Former U.S. Sen. George Mitchell of Maine has been diagnosed with leukemia and will begin treatment Friday at Dana-Farber Cancer Institute in Boston.

News of the diagnosis for the former Senate majority leader, who marked his 87th birthday Thursday, was shared in an email obtained by the Press Herald that was sent by Meg Baxter, president and CEO of the Senator George J. Mitchell Scholarship Research Institute. The email was sent to the institute’s staff and board of directors.
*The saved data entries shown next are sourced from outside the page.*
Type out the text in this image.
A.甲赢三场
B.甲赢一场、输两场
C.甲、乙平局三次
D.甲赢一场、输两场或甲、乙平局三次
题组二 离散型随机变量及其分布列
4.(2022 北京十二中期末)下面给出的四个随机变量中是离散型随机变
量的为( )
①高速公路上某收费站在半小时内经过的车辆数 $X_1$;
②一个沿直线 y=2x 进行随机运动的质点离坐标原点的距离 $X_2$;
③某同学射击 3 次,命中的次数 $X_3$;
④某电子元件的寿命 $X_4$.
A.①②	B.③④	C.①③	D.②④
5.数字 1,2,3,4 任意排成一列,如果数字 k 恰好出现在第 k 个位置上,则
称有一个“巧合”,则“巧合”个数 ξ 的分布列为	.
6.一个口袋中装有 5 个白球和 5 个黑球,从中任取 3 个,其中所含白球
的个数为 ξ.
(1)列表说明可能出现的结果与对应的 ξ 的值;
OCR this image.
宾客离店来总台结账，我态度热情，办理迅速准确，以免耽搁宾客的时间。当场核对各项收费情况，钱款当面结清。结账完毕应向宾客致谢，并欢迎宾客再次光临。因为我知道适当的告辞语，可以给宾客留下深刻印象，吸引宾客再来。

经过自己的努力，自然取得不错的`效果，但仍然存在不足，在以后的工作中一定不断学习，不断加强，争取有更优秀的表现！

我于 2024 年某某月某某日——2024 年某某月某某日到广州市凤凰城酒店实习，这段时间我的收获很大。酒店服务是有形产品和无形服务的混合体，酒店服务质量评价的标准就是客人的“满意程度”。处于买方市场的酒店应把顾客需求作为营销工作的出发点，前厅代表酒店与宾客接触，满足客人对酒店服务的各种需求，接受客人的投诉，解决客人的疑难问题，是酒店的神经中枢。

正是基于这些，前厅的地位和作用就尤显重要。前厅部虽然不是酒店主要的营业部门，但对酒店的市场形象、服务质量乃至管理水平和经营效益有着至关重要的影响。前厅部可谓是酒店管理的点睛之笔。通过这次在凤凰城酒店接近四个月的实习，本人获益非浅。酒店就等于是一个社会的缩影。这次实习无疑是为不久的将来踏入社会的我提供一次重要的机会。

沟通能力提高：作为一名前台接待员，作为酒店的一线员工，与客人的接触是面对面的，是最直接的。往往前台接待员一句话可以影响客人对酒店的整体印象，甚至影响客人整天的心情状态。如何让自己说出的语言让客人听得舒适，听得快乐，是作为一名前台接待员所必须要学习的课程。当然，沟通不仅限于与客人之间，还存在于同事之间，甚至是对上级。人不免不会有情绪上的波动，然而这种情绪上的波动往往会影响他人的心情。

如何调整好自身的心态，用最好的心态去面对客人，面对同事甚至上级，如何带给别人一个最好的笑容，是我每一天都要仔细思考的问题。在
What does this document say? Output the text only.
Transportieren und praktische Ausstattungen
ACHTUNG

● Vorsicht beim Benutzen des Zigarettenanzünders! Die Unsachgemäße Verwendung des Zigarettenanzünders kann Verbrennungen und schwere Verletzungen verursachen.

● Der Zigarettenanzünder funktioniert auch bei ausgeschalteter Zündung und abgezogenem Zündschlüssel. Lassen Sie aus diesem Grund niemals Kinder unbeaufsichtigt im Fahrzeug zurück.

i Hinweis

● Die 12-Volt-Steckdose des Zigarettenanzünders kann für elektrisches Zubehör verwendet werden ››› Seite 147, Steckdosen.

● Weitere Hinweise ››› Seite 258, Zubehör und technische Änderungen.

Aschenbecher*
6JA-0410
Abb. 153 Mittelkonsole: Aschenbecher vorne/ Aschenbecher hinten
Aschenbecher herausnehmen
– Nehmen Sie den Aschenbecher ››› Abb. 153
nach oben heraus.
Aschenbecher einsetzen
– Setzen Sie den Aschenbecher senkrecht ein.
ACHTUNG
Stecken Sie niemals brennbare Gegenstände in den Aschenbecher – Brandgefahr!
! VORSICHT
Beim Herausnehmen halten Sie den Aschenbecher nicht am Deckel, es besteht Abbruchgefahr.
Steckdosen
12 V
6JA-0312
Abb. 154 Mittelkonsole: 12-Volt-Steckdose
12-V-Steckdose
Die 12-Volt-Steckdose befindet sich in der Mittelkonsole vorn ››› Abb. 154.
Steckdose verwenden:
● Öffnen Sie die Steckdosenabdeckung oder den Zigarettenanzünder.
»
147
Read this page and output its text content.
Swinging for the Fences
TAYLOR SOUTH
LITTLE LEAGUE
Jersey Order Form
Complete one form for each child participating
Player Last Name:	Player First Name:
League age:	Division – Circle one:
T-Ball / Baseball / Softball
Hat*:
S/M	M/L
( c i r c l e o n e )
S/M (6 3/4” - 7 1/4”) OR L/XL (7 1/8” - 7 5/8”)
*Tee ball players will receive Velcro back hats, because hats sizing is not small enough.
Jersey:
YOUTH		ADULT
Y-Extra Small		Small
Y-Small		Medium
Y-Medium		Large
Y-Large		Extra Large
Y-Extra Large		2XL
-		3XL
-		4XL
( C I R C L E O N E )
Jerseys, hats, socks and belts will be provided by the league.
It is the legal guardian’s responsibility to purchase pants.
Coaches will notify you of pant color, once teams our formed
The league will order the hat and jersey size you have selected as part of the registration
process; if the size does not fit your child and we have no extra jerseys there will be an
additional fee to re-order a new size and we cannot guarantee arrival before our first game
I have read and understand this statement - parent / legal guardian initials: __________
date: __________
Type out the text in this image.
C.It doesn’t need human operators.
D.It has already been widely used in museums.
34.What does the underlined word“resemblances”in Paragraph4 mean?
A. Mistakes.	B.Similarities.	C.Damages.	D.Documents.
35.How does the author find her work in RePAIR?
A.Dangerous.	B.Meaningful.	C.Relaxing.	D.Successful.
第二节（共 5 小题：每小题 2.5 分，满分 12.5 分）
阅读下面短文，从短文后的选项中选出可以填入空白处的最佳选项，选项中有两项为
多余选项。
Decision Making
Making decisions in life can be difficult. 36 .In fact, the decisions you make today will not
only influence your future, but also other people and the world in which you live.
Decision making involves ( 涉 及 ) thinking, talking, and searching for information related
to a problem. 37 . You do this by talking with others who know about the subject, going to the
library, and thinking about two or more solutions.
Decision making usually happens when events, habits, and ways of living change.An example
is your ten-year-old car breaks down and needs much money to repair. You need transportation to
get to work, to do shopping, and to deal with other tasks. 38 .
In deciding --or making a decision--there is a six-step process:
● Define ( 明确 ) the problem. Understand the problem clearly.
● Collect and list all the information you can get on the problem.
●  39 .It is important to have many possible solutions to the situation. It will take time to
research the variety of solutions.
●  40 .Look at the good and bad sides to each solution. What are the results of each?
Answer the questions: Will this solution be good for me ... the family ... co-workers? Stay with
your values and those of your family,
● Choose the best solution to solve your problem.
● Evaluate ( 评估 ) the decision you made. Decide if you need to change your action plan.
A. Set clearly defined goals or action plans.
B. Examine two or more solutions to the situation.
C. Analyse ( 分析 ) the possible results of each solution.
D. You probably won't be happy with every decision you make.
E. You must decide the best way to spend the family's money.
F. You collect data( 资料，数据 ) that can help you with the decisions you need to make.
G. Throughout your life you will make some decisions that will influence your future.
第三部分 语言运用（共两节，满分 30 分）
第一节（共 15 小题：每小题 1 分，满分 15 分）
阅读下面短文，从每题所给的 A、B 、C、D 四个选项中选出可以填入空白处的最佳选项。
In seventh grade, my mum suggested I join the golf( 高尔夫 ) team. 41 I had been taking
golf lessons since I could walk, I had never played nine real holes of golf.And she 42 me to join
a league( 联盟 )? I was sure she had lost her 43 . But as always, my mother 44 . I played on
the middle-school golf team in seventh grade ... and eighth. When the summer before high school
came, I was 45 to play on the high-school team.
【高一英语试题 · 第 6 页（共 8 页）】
George Mitchell gives the commencement address during the University of Maine at Augusta graduation on May 12, 2018, at the Augusta Civic Center. Joe Phelan/Kennebec Journal

Baxter’s email said Mitchell told her of his diagnosis Wednesday night. He told her that he has leukemia, a cancer of the bone marrow, would receive treatment and, with the help of doctors and his supportive family, hoped to achieve remission.

Mitchell was diagnosed with what was termed “small, low-grade and localized” prostate cancer in 2007.

Until late last year, Mitchell was chairman of the board of DLA Piper, a global law firm with lawyers in more than 40 countries. Mitchell is currently listed on the firm’s website as a consultant.

His political career started with a defeat in the 1974 Maine gubernatorial election to James B. Longley, an independent.


Mitchell, a Waterville native and Bowdoin College graduate, was then appointed U.S. Attorney for Maine by President Jimmy Carter and named a federal District Court judge in 1979.

In 1980, he was appointed a U.S. senator by then-Gov. Joseph B. Brennan, replacing Edmund Muskie, who had resigned after being tapped to serve as secretary of state by Carter. Mitchell had served as a top aide to Muskie in the mid-60s.

Mitchell easily won re-election twice and was Senate majority leader from 1989-94, when he decided to retire. He subsequently served on a number of corporate boards, including Disney, Federal Express and Xerox.

He also embarked on diplomatic missions, brokering the 1998 Good Friday Agreement in Northern Ireland, for which he was awarded the Presidential Medal of Freedom in 1999.

Mitchell, whose mother was Lebanese, was named a special envoy for Middle East Peace in 2009, serving for two years.

He also was tapped by Major League Baseball to investigate steroid use by players, producing a report in late 2007 that named several of the game’s biggest stars as users of performance-enhancing drugs.